70% of those directly engaged in supplementary nursing care are women lacking dedicated professional training, and despite this fact serve as the primary “significant other”, taking care of the elderly person, spending extensive periods of time with that person, even more than close relatives.
Frequently the caregiver utilizes “natural instincts”, but lacks the tools or language to personally cope with suffering and loss.
This is a daily journey of survival. The emotional burden resting on their shoulders constitutes one of the factors of attrition and “mercy fatigue” that lead us to headlines in the paper blaring about “neglect” and even “violence”. Studies undertaken indicate the high level of denial and repression that is translated into emotional alienation and “escape” to the operational and functional places in the daily routine of nursing care.
Who takes care of the caregiver? Who sees to it that they do not become burned out? Who ensures that this burning out is not transferred to the elderly patient and that it is not expressed in the manner in which he receives the care?
In the framework of my work in the organization I meet nursing caregivers who sometimes benefit – for the first time after years of work – from meetings that provide them with tools to improve the emotional and human coping with their devoted work.
I experience their gratitude every time anew, when someone stops for a moment and listens to them and provides them with tools, information and the opportunity to connect between the practical work (doing) and time spent (being) with the elderly person; offering them a “place” to work out daily issues from a personal point-of-view and to understand the interaction with the elderly from new emotional, spiritual and social perspectives. All of this within the collegial reference group with “those who understand me and know what I’m speaking about”.

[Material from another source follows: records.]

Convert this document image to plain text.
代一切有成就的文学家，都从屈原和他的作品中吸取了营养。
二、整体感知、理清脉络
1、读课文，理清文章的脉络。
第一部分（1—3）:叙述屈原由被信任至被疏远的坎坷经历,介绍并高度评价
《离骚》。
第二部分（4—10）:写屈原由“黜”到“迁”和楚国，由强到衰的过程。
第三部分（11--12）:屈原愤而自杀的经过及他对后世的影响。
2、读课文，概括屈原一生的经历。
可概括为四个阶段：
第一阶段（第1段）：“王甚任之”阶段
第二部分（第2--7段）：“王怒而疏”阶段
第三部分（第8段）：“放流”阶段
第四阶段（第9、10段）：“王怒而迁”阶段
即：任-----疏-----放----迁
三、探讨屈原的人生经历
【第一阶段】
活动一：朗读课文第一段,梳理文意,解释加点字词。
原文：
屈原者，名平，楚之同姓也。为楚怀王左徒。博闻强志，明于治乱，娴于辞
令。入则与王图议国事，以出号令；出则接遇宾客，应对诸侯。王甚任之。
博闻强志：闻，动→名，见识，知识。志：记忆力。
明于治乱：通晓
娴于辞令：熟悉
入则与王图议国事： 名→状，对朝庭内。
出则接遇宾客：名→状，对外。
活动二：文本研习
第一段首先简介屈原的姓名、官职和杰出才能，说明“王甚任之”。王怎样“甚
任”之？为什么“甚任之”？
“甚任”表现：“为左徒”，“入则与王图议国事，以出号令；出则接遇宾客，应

They are not afraid to speak about anything connected with issues such as the ending of life, deterioration and accumulated losses, the complexity of care for dementia patients, hope, dealing with family members, reducing anger, frustration and more. All that is needed is to facilitate the budget, because today it is “them”, tomorrow it is your parents and the day after tomorrow (how time flies by) it will be you.
The purpose of the Organization is to promote awareness for the importance of the connection between care processes, healing and nursing care and the mental and spiritual well being. The Organization operates amongst patients suffering from life-threatening and chronic illnesses, the elderly, terminal patients, decision makers, as well as professionals from the field of caregiving healing and nursing.